Researchers create mycobacteria with kill switches to improve TB vaccine safety

Working toward more effective tuberculosis (TB) vaccines, researchers at Weill Cornell Medicine have developed two strains of mycobacteria with "kill switches" that can be triggered to stop the bacteria after they activate an immune response. Two preclinical studies, published, Jan. 10 in Nature Microbiology, tackle the challenge of engineering bacteria that are safe for use in controlled human infection trials or as better vaccines. While TB is under control in most developed countries, the disease still kills over a million people a year worldwide.

Spreading easily through the air, Mycobacterium tuberculosis can establish a chronic infection in human lungs, which can turn into a deadly respiratory disease. A safe vaccine called BCG, consisting of a weakened strain of the closely related Mycobacterium bovis, has been available for over a century but has limited efficacy.

BCG protects children from tuberculosis meningitis, but it doesn't effectively protect adults from pulmonary tuberculosis, which is why it's only used in high-incidence countries."

Dr. Dirk Schnappinger, professor of microbiology and immunology at Weill Cornell Medicine and a senior author on both of the new studies

However, collaborators at the University of Pittsburgh and the National Institutes of Health's Vaccine Research Center previously found that administering high doses of the BCG vaccine directly into the veins, instead of the usual route of giving it under the skin, was better at protecting adult macaque monkeys against lung infection.

Building a better vaccine

In one of the new papers, the team aimed to make this high-dose intravenous injection safer, without destroying the vaccine's ability to stimulate a strong immune response. "We needed a version of BCG that triggers an immune response, but then you can flip a switch to eliminate the bacteria," said Dr. Schnappinger.

After testing about 20 different strategies, the investigators found that lysins, enzymes encoded by viruses that can infect BCG, cause the bacteria to self-destruct. Using a clever bit of molecular engineering, they placed two different lysin genes under the control of gene regulators that respond to an antibiotic. By adding or taking away the antibiotic, they could then flip the kill switch.

The lysins were known, but I don't think they have been utilized as kill switches previously."

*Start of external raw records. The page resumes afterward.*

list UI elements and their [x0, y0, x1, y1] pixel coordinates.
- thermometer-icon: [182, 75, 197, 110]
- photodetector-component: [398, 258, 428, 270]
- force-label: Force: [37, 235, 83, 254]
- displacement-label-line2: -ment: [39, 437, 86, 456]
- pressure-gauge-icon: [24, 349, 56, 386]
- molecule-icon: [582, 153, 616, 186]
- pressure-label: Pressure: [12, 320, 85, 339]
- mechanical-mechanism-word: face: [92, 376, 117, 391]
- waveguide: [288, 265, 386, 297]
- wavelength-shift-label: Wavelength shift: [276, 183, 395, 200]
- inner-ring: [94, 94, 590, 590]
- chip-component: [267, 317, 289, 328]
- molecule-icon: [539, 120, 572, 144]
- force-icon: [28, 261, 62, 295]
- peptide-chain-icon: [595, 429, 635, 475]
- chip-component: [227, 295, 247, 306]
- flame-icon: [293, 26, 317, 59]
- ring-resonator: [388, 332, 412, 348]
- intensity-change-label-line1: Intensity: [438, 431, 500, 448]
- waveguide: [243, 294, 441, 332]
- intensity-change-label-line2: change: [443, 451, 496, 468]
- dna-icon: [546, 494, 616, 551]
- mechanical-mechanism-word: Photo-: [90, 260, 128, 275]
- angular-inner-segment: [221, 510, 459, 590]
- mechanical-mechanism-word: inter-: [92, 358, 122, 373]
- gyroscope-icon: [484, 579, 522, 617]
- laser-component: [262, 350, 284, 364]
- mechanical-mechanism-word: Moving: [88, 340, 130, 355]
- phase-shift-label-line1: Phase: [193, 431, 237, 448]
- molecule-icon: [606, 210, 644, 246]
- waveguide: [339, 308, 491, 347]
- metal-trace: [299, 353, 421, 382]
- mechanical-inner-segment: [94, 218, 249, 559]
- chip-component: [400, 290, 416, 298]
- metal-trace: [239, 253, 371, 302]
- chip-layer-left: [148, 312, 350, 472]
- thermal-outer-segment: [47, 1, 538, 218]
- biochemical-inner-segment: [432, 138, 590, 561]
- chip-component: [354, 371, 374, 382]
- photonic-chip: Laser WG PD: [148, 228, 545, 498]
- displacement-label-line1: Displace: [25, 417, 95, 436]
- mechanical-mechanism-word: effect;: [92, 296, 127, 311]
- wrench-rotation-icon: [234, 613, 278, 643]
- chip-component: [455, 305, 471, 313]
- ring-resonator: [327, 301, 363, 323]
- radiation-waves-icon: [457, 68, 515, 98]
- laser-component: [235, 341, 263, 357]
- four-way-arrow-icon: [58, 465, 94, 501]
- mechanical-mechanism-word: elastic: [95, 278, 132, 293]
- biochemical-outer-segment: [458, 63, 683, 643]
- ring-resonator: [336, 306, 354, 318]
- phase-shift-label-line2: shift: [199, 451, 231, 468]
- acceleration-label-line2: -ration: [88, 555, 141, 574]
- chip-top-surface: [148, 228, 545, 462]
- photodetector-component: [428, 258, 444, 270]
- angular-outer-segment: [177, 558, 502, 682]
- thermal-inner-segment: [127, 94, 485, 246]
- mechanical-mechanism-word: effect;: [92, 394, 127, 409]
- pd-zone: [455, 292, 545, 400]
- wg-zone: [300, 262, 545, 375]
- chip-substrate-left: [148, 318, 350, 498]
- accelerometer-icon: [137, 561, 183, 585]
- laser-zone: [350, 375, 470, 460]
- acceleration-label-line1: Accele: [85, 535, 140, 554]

Dr. Sabine Ehrt, professor of microbiology and immunology at Weill Cornell Medicine and senior author on the papers

With the newly engineered BCG, the researchers delivered high doses of the vaccine intravenously to antibiotic-treated macaques. When they stopped the antibiotic, the kill switch was activated, promptly ending the infection. The self-destructing bacteria released antigens that further stimulated the animals' immune systems. The result was a robust immune response that protected the monkeys from subsequent lung infections with M. tuberculosis.

"Despite the promising preclinical results, evaluating if the vaccination actually works takes a long time and many people to test it. Tuberculosis doesn't develop quickly and only in a small fraction of the people who are infected," Dr. Schnappinger explained. Such enormous, lengthy clinical trials can cost hundreds of millions of dollars, a major barrier to new vaccines. The urgent need for an effective TB vaccine has prompted the researchers to find innovative ways to accelerate vaccine development.   

Rising to the challenge

The team's second paper, in collaboration with researchers from Harvard T.H. Chan School of Public Health, is an effort to make clinical trials feasible—developing extremely safe strains of TB bacteria that can be used in controlled human infection studies. They engineered a strain of M. tuberculosis carrying a triple kill switch, which uses three independent molecular mechanisms to kill the bacteria. Even in severely immunocompromised mice, the switch allowed the investigators to stop the infection on cue, with no detectable bacteria surviving.

Now, they are setting up additional tests in mice and non-human primates to confirm the system's reliability with the goal of using the new strain in human challenge trials of new vaccines. "We are starting with one of the most successful human pathogens ever, so we are very aware of the safety concerns, and that challenge has to be met at the highest levels," said Dr. Schnappinger.